Coard was imprisoned in Richmond Hill Prison in Saint George's, Grenada, where she was the only female prisoner in Grenada during some of the years of her incarceration. She went on hunger strike to protest against the conditions in prison. Later in her imprisonment, she taught literacy to other inmates. Coard's husband was also convicted and imprisoned, and their three children were repatriated to Jamaica to be raised by family friends during their parents incarceration.

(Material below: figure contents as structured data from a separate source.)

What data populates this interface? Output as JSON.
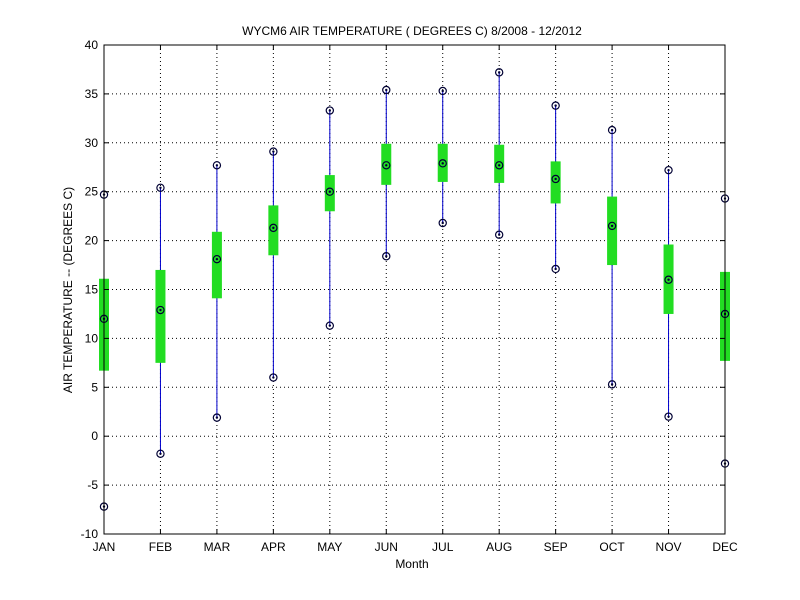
{
  "chart_data": {
    "type": "box",
    "title": "WYCM6  AIR TEMPERATURE ( DEGREES C) 8/2008 - 12/2012",
    "xlabel": "Month",
    "ylabel": "AIR TEMPERATURE -- (DEGREES C)",
    "ylim": [
      -10,
      40
    ],
    "yticks": [
      -10,
      -5,
      0,
      5,
      10,
      15,
      20,
      25,
      30,
      35,
      40
    ],
    "grid": true,
    "categories": [
      "JAN",
      "FEB",
      "MAR",
      "APR",
      "MAY",
      "JUN",
      "JUL",
      "AUG",
      "SEP",
      "OCT",
      "NOV",
      "DEC"
    ],
    "min": [
      -7.2,
      -1.8,
      1.9,
      6.0,
      11.3,
      18.4,
      21.8,
      20.6,
      17.1,
      5.3,
      2.0,
      -2.8
    ],
    "q1": [
      6.7,
      7.5,
      14.1,
      18.5,
      23.0,
      25.7,
      26.0,
      25.9,
      23.8,
      17.5,
      12.5,
      7.7
    ],
    "median": [
      12.0,
      12.9,
      18.1,
      21.3,
      25.0,
      27.7,
      27.9,
      27.7,
      26.3,
      21.5,
      16.0,
      12.5
    ],
    "q3": [
      16.1,
      17.0,
      20.9,
      23.6,
      26.7,
      29.9,
      29.9,
      29.8,
      28.1,
      24.5,
      19.6,
      16.8
    ],
    "max": [
      24.7,
      25.4,
      27.7,
      29.1,
      33.3,
      35.4,
      35.3,
      37.2,
      33.8,
      31.3,
      27.2,
      24.3
    ],
    "colors": {
      "whisker": "#0000cc",
      "box": "#22dd22",
      "marker": "#000033",
      "grid": "#000000"
    }
  }
}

Coard was released from prison in 2000 on compassionate grounds by the New National Party (NNP) government of Prime Minister Keith Mitchell to allow her to receive medical treatment for colon cancer in Jamaica. Coard published the books US War on One Woman: My Conditions of imprisonment in Grenada (1988) and Unchained – A Caribbean Woman’s Journey Through Invasion, Incarceration and Liberation (2019) about her experiences in prison.

The controversial trial of the Grenada 17 has been criticised by Amnesty International in an October 2003 report, by the United Kingdom's High Court of Justice in 2014, and by former United States Attorney General Ramsey Clark in 1997. Clark stated that: "from my review of the record, there was no credible evidence that the members of the Central Committee of the New Jewel Movement ever ordered or even had the opportunity to order the murders of which they were found guilty." The Jamaican politician, historian and lawyer Richard Hart outlined in his book The Grenada Trial a Travesty of Justice (1993) that one witness pointed to a white journalist in the courtroom when asked to identify Phylis Coard, despite Coard being a black woman.

On 7 February 2007, the London-based Judicial Committee of the Privy Council ordered a re-sentencing of Coard's husband and others convicted for the 1983 killing of Bishop. Her husband was freed from prison in September 2009 and he joined her in Jamaica where she remained for medical treatment.

== Death ==
Coard died on 6 September 2020 while in hospital in Kingston, Jamaica, aged 76.